Der Termin war schon länger bekannt und die Vorfreude war groß. Am 15.01.2025 war es dann endlich soweit und Bezirksapostel Rüdiger Krause besuchte unsere Gemeinde. Er wurde begleitet von Bischof Dirk Hiddessen, unserem Bezirksvorsteher Andreas Filler sowie unseren Bezirksevangelisten Christoph Lindwedel und Stefan Beil. Die Gemeinden Burgwedel, Langenhagen und Uetze waren auch eingeladen.

Der Bezirksapostel legte dem Gottesdienst das Bibelwort aus Johannes 1,18 zugrunde:

„Niemand hat Gott je gesehen;
der Eingeborene, der Gott ist und in des Vaters Schoß ist, der hat es verkündigt.“

Der Chor hat zum Auftakt das Lied „Herr, mach meine Seele wahrhaftig und treu“ vorgetragen.

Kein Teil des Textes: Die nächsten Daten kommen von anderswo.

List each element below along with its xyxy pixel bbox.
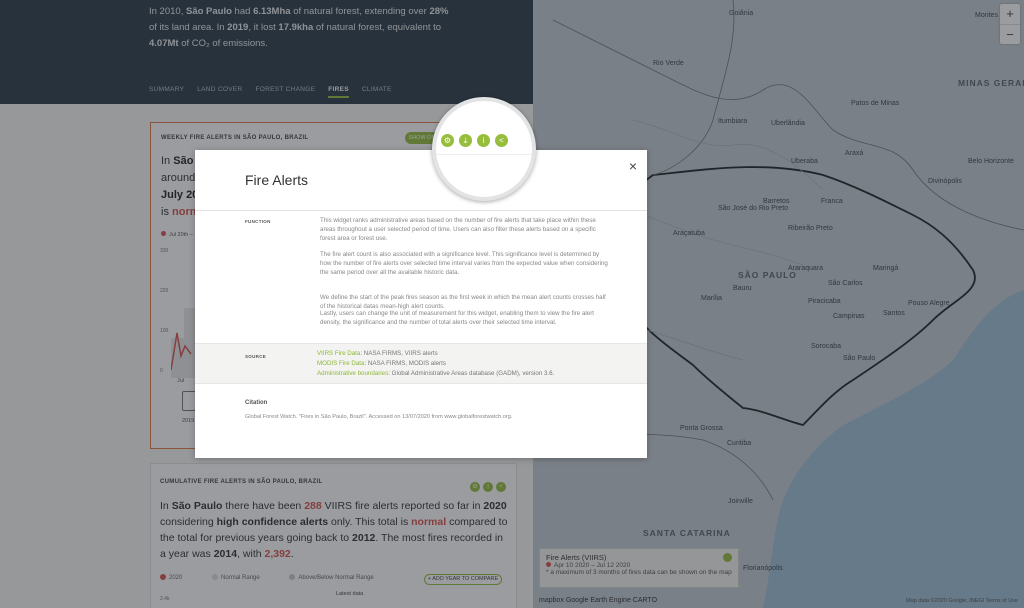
- source-link[interactable]: MODIS Fire Data: [317, 360, 364, 367]
- citation-text: Global Forest Watch. "Fires in São Paulo…: [245, 414, 513, 420]
- close-icon[interactable]: ×: [629, 158, 637, 174]
- toolbar-magnifier: ⚙ ⤓ i <: [432, 97, 536, 201]
- source-label: SOURCE: [245, 354, 267, 359]
- settings-icon[interactable]: ⚙: [441, 134, 454, 148]
- source-section: SOURCE VIIRS Fire Data: NASA FIRMS, VIIR…: [195, 343, 647, 384]
- source-line: MODIS Fire Data: NASA FIRMS, MODIS alert…: [317, 360, 446, 367]
- divider: [436, 154, 532, 155]
- citation-label: Citation: [245, 400, 268, 406]
- function-paragraph: The fire alert count is also associated …: [320, 251, 608, 276]
- widget-toolbar-zoomed: ⚙ ⤓ i <: [441, 132, 513, 150]
- divider: [195, 210, 647, 211]
- function-paragraph: This widget ranks administrative areas b…: [320, 217, 596, 242]
- source-link[interactable]: Administrative boundaries: [317, 370, 388, 377]
- modal-title: Fire Alerts: [245, 172, 309, 188]
- info-icon[interactable]: i: [477, 134, 490, 148]
- source-line: Administrative boundaries: Global Admini…: [317, 370, 555, 377]
- share-icon[interactable]: <: [495, 134, 508, 148]
- source-line: VIIRS Fire Data: NASA FIRMS, VIIRS alert…: [317, 350, 438, 357]
- function-paragraph: Lastly, users can change the unit of mea…: [320, 310, 594, 326]
- source-link[interactable]: VIIRS Fire Data: [317, 350, 360, 357]
- download-icon[interactable]: ⤓: [459, 134, 472, 148]
- function-label: FUNCTION: [245, 219, 271, 224]
- fire-alerts-info-modal: Fire Alerts × FUNCTION This widget ranks…: [195, 150, 647, 458]
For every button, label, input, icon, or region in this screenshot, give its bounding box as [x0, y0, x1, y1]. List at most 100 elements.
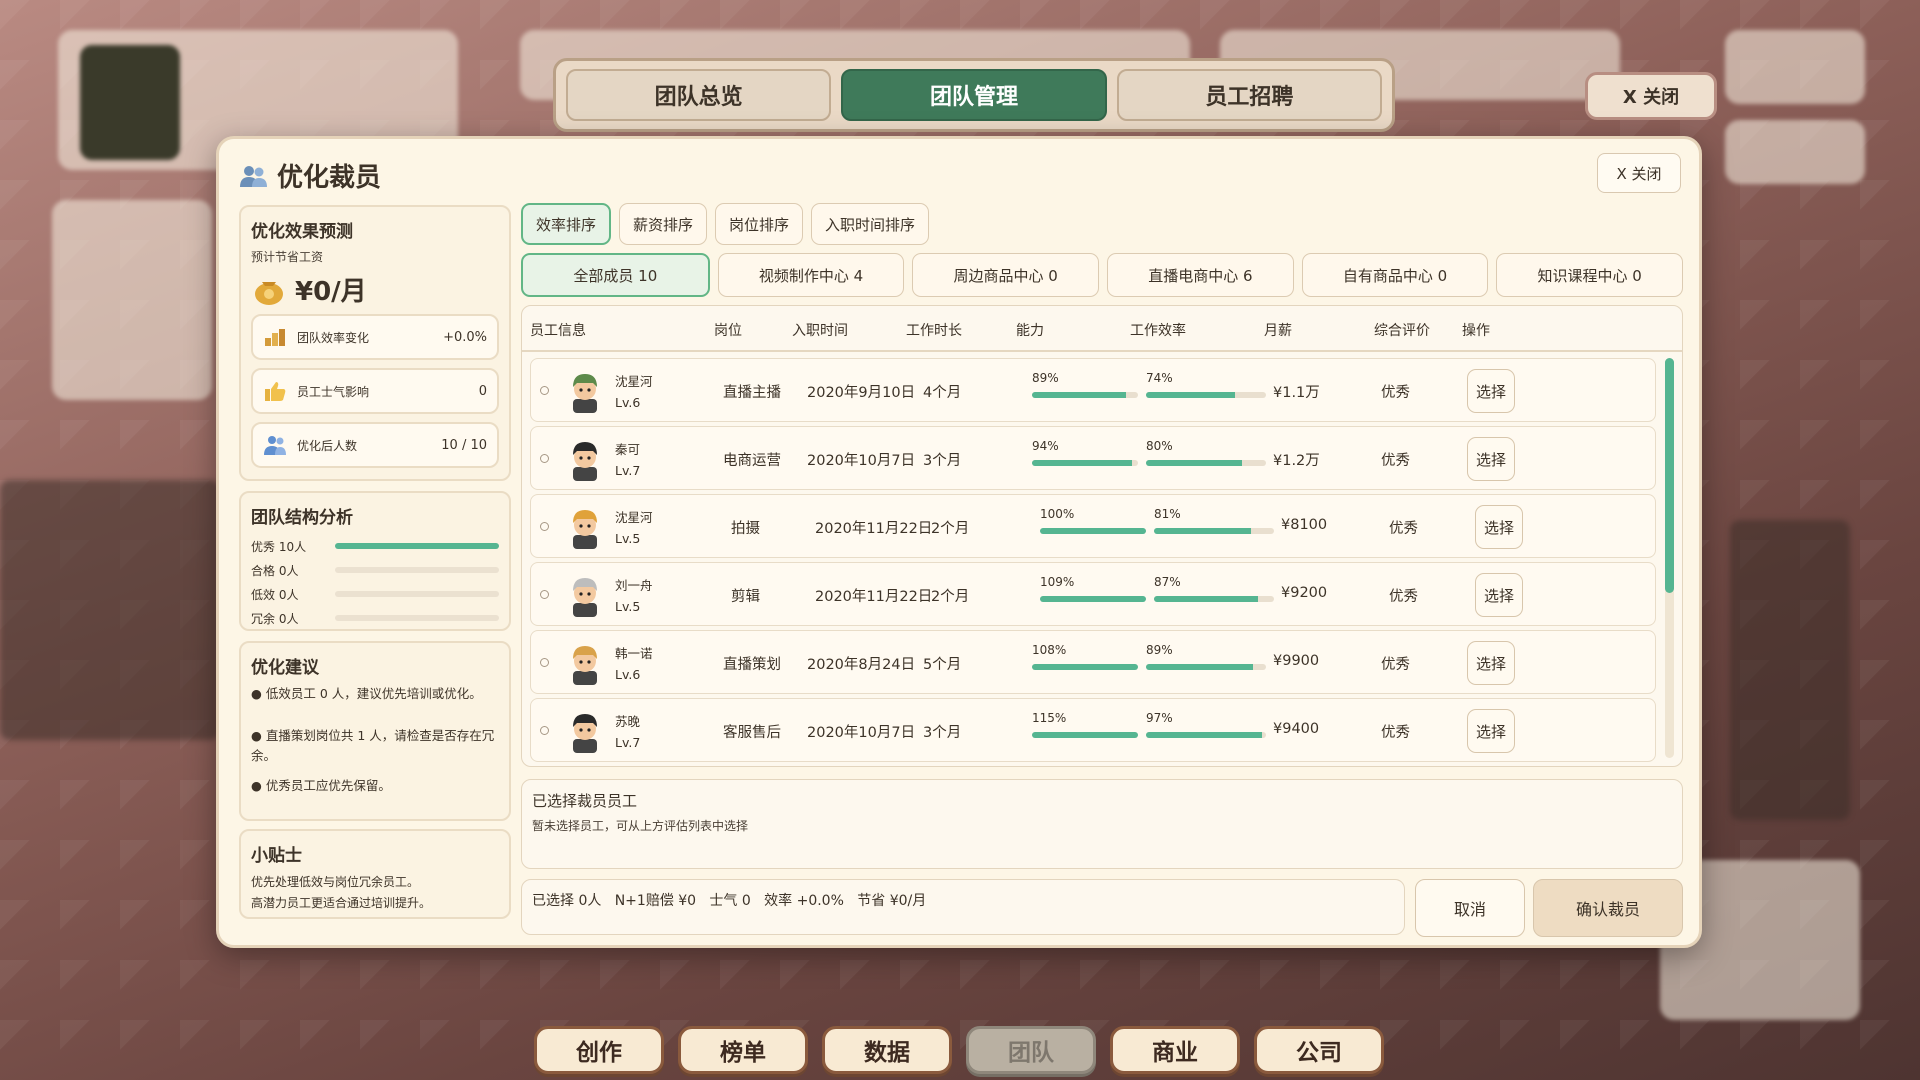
top-close-button[interactable]: X 关闭: [1585, 72, 1717, 120]
structure-label: 低效 0人: [251, 587, 299, 602]
select-employee-button[interactable]: 选择: [1467, 437, 1515, 481]
employee-avatar: [573, 510, 597, 549]
structure-row-excellent: 优秀 10人: [251, 534, 499, 558]
ability-percent: 94%: [1032, 439, 1059, 453]
employee-avatar: [573, 374, 597, 413]
select-employee-button[interactable]: 选择: [1467, 709, 1515, 753]
employee-duration: 5个月: [923, 657, 962, 673]
table-row[interactable]: 沈星河 Lv.6 直播主播 2020年9月10日 4个月 89% 74% ¥1.…: [530, 358, 1656, 422]
tips-card: 小贴士 优先处理低效与岗位冗余员工。 高潜力员工更适合通过培训提升。: [239, 829, 511, 919]
structure-row-redundant: 冗余 0人: [251, 606, 499, 630]
filter-merch-center[interactable]: 周边商品中心 0: [912, 253, 1100, 297]
efficiency-percent: 81%: [1154, 507, 1181, 521]
employee-salary: ¥9900: [1273, 653, 1320, 669]
forecast-subtitle: 预计节省工资: [251, 250, 324, 264]
bottom-dock: 创作 榜单 数据 团队 商业 公司: [534, 1026, 1384, 1074]
dock-business-button[interactable]: 商业: [1110, 1026, 1240, 1074]
employee-rating: 优秀: [1381, 453, 1410, 469]
dock-team-button[interactable]: 团队: [966, 1026, 1096, 1074]
efficiency-percent: 97%: [1146, 711, 1173, 725]
filter-video-center[interactable]: 视频制作中心 4: [717, 253, 905, 297]
tab-recruitment[interactable]: 员工招聘: [1116, 69, 1382, 121]
cancel-button[interactable]: 取消: [1415, 879, 1525, 937]
table-row[interactable]: 秦可 Lv.7 电商运营 2020年10月7日 3个月 94% 80% ¥1.2…: [530, 426, 1656, 490]
dock-data-button[interactable]: 数据: [822, 1026, 952, 1074]
table-row[interactable]: 苏晚 Lv.7 客服售后 2020年10月7日 3个月 115% 97% ¥94…: [530, 698, 1656, 762]
employee-salary: ¥1.2万: [1273, 453, 1320, 469]
player-avatar: [80, 45, 180, 160]
confirm-layoff-button[interactable]: 确认裁员: [1533, 879, 1683, 937]
efficiency-bar: [1146, 460, 1266, 466]
employee-duration: 3个月: [923, 453, 962, 469]
employee-role: 电商运营: [723, 453, 781, 469]
ability-percent: 109%: [1040, 575, 1075, 589]
table-row[interactable]: 韩一诺 Lv.6 直播策划 2020年8月24日 5个月 108% 89% ¥9…: [530, 630, 1656, 694]
efficiency-bar: [1146, 664, 1266, 670]
modal-title-text: 优化裁员: [277, 163, 382, 193]
table-row[interactable]: 刘一舟 Lv.5 剪辑 2020年11月22日 2个月 109% 87% ¥92…: [530, 562, 1656, 626]
select-employee-button[interactable]: 选择: [1475, 573, 1523, 617]
ability-percent: 115%: [1032, 711, 1067, 725]
ability-bar-fill: [1032, 460, 1132, 466]
ability-bar-fill: [1032, 392, 1127, 398]
sort-bar: 效率排序 薪资排序 岗位排序 入职时间排序: [521, 203, 930, 245]
select-employee-button[interactable]: 选择: [1467, 369, 1515, 413]
stat-label: 团队效率变化: [297, 330, 370, 345]
stat-value: 10 / 10: [441, 437, 487, 453]
dock-company-button[interactable]: 公司: [1254, 1026, 1384, 1074]
row-radio[interactable]: [540, 454, 549, 463]
row-radio[interactable]: [540, 726, 549, 735]
header-action: 操作: [1462, 323, 1490, 339]
dock-create-button[interactable]: 创作: [534, 1026, 664, 1074]
modal-close-button[interactable]: X 关闭: [1597, 153, 1681, 193]
structure-bar: [335, 543, 499, 549]
employee-level: Lv.7: [615, 735, 641, 750]
filter-own-goods-center[interactable]: 自有商品中心 0: [1301, 253, 1489, 297]
row-radio[interactable]: [540, 386, 549, 395]
sort-salary-button[interactable]: 薪资排序: [619, 203, 708, 245]
ability-bar-fill: [1040, 596, 1146, 602]
table-scrollbar[interactable]: [1665, 358, 1674, 758]
select-employee-button[interactable]: 选择: [1467, 641, 1515, 685]
structure-label: 冗余 0人: [251, 611, 299, 626]
ability-bar: [1032, 392, 1138, 398]
scrollbar-thumb[interactable]: [1665, 358, 1674, 593]
structure-bar: [335, 591, 499, 597]
employee-name: 韩一诺: [615, 646, 653, 661]
layoff-summary-bar: 已选择 0人 N+1赔偿 ¥0 士气 0 效率 +0.0% 节省 ¥0/月: [521, 879, 1405, 935]
sort-hire-date-button[interactable]: 入职时间排序: [811, 203, 930, 245]
sort-efficiency-button[interactable]: 效率排序: [521, 203, 612, 245]
ability-bar: [1040, 528, 1146, 534]
header-rating: 综合评价: [1374, 323, 1430, 339]
tip-line: 优先处理低效与岗位冗余员工。: [251, 875, 420, 889]
suggestions-title: 优化建议: [251, 658, 319, 678]
tab-team-management[interactable]: 团队管理: [841, 69, 1107, 121]
filter-live-commerce-center[interactable]: 直播电商中心 6: [1107, 253, 1294, 297]
tip-line: 高潜力员工更适合通过培训提升。: [251, 896, 432, 910]
efficiency-bar: [1146, 732, 1266, 738]
row-radio[interactable]: [540, 522, 549, 531]
tab-team-overview[interactable]: 团队总览: [566, 69, 832, 121]
efficiency-bar: [1154, 528, 1274, 534]
structure-bar-fill: [335, 543, 499, 549]
efficiency-bar-fill: [1154, 596, 1259, 602]
filter-course-center[interactable]: 知识课程中心 0: [1496, 253, 1684, 297]
layoff-modal: 优化裁员 X 关闭 优化效果预测 预计节省工资 ¥0/月 团队效率变化 +0.0…: [216, 136, 1702, 948]
select-employee-button[interactable]: 选择: [1475, 505, 1523, 549]
table-row[interactable]: 沈星河 Lv.5 拍摄 2020年11月22日 2个月 100% 81% ¥81…: [530, 494, 1656, 558]
dock-ranking-button[interactable]: 榜单: [678, 1026, 808, 1074]
row-radio[interactable]: [540, 590, 549, 599]
employee-table: 员工信息 岗位 入职时间 工作时长 能力 工作效率 月薪 综合评价 操作 沈星河…: [521, 305, 1683, 767]
structure-label: 优秀 10人: [251, 539, 307, 554]
row-radio[interactable]: [540, 658, 549, 667]
table-body: 沈星河 Lv.6 直播主播 2020年9月10日 4个月 89% 74% ¥1.…: [530, 358, 1656, 766]
employee-level: Lv.5: [615, 531, 641, 546]
filter-all-members[interactable]: 全部成员 10: [521, 253, 710, 297]
employee-role: 直播主播: [723, 385, 781, 401]
efficiency-bar-fill: [1146, 664, 1253, 670]
employee-rating: 优秀: [1381, 657, 1410, 673]
stat-label: 优化后人数: [297, 438, 358, 453]
sort-role-button[interactable]: 岗位排序: [715, 203, 804, 245]
stat-team-efficiency: 团队效率变化 +0.0%: [251, 314, 499, 360]
people-icon: [240, 165, 267, 187]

Bezirksapostel Krause brachte zunächst zum Ausdruck, dass er sich sehr freue in der neuen Gemeinde Hannover-Ostkreis zu sein. Eingehend auf den Chorvortrag bezeichnete er diesen als einen „großen Bittgesang“. Das Lied besteht ausschließlich aus vertonten Bitten, so auch, dass wir mehr heißes Verlangen haben wollen, Jesum zu schauen. Es ist klar, so der Bezirksapostel, das wir das ohne unseren Gott nicht schaffen, denn ohne ihn können wir nichts tun. Aber auch wir müssen etwas tun – und zwar jetzt. Er verwies in diesem Zusammenhang auf den letzten Gottesdienst des Stammapostels und auf das Jahresmotto: „Es ist Zeit, Gutes zu tun!“

Der Gottesdienst stand unter dem Tenor: „Kein Mensch hat Gott jemals von Angesicht gesehen – aber wir können ihn erleben und erfahren durch Jesus Christus.“

Hier einige Schlaglichter aus der Predigt:

  • Johannes hat Jesu als das fleischgewordene Wort bezeichnet. Er hat damit Jesu groß gemacht.
  • Niemand hat Gott je gesehen. Er hat aber sichtbar seinen Sohn Jesus Christus als Teil der dreieinigen Gottheit auf die Erde gesandt damit er uns Menschen nahe ist.
  • Wir können ihn nicht sehen, aber glauben. Gott ist im Glauben erfahrbar.
  • Er kommt zu den Menschen in seinem Geist und Wort.
  • Gott gibt Sicherheit. Du wirst von ihm gesehen und geliebt ohne Vorbedingungen.
  • Niemand ist ihm gleichgültig. Du bist dem Herrn wertvoll.
  • In diesem Wissen und Vertrauen wollen wir jedoch immer demütig bleiben, denn wir können uns das Heil nicht erarbeiten – alles ist Gnade!